14/7: la volgarità della democrazia
Quattro filosofi tra un bicchiere di champagne e una battuta di caccia scrivono un´ Enciclopedia e buttano giù quattro idee sulla divisione dei poteri e la laicità dello stato. La borghesia con i soldi, ma non il potere era stufa di questi nobili con le pezze ar culo che non li invitavano alle feste. Manco una riduzione o una drinkcard! Schifosi. Anche la ggente non ne poteva più dei nobili sempre a magnà e ballà e allora tutti assieme decisero di organizzare una gita alla Bastiglia per liberare quattro falsari, due lunatici e un pericoloso maniaco sessuale. Ecco l´inizio della Rivoluzione francese. (Commemorata e mai disertata per una gita al mare da tutti i suoi presidenti e dalla stragrande maggioranza del popolo francese).

A seguire taglio di testa del re, nobiltà, alto clero e biglietti omaggio per il Louvre. Ecco una volgare democrazia fondata sull´anticlericalismo e da un gruppo di intellettuali che soffiano sulle braci del populismo.
L´Unità d´Italia invece è stata un presa per il culo, non della Bastiglia.
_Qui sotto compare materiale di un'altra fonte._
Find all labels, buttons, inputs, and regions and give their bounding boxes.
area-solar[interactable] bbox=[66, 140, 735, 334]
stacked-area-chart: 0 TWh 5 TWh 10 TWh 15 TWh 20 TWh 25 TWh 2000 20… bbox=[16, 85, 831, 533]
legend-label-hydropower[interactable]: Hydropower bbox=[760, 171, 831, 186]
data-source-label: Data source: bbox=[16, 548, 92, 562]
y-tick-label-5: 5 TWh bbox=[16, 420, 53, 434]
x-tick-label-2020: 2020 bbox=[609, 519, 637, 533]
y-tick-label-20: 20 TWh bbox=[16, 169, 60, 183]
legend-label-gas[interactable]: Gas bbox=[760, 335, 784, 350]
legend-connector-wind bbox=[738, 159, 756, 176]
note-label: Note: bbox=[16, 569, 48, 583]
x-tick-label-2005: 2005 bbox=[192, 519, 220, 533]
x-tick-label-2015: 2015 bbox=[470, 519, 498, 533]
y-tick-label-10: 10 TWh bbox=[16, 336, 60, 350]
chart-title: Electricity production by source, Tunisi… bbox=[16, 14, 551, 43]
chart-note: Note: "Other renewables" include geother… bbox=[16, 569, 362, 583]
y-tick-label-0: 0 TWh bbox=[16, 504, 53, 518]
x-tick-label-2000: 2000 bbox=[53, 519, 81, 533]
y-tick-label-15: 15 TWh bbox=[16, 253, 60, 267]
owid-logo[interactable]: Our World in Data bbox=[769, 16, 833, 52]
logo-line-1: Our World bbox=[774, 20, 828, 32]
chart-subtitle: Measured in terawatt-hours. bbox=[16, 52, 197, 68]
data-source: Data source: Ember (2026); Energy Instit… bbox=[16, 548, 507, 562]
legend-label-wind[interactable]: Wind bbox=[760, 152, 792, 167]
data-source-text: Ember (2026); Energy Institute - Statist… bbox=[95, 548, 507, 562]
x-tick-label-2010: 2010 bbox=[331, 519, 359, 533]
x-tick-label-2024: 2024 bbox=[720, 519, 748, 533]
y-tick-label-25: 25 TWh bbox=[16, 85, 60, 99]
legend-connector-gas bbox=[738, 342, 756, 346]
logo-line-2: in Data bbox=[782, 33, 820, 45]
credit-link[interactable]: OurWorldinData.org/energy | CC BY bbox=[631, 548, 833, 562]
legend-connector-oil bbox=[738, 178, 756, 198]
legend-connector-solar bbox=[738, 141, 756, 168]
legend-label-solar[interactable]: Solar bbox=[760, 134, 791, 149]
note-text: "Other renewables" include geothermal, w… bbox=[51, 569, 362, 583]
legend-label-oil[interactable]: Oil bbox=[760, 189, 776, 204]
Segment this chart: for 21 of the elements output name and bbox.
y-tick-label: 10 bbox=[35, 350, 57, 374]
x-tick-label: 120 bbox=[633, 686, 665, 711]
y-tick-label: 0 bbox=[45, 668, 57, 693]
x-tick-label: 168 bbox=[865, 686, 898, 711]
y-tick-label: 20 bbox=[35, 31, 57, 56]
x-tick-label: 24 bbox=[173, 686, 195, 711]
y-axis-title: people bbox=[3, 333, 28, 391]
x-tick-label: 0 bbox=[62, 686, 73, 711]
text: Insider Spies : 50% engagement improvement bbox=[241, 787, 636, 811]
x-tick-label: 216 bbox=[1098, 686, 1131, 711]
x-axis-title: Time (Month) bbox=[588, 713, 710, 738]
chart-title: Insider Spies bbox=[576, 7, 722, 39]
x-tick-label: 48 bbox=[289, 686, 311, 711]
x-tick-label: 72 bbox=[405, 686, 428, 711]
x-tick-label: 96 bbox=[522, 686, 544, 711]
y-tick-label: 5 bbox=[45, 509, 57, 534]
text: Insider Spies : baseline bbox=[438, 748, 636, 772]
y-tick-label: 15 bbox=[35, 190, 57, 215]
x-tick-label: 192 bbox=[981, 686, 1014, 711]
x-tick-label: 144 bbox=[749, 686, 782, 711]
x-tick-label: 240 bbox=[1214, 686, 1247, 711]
Intellettuali senza palle hanno fatto fare il lavoro sporco a Garibaldi e ad un manipolo di mille uomini. Dopo l´ebbrezza di una crociera sul Tirreno e un po´di fuochi d´artificio, sul più bello li hanno fermati con un telegramma. Hanno tirato il sasso e poi hanno nascosto la mano. Nonostante quella volgarità gratuita contro Pio IX (definito dall´eroe dei due mondi “un metro cubo di letame”) a quel socialista vagabondo di Giuseppe hanno dedicato piazze, monumenti, strade in tutte le città d´Italia. Non si capisce la logica. O gli fai finire il lavoro e lo ricopri di onori, oppure lo fermi prima e lo seppelisci in una fossa comune. O no?
Le semi-democrazie sono fondate su una classe dirigente mediocre, che lascia agire un manipolo di persone definite idealiste, avventuriere, delinquenti a seconda della convenienza (da cui a posteriori ci si dissocia e le si dipinge in modo pittoresco) , ma soprattutto da quella buona educazione (“Obbedisco”) che ti fa dimenticare di vivere in un paese di merda.



sarebbe stato meglio se Garibaldi fosse affondato nel tirreno. Vedere l’ItaGlia come una nazione unica è un errore storico.
E S.Pietro proprio a Roma doveva venire?
infatti. con tutto lo spazio che c’era!!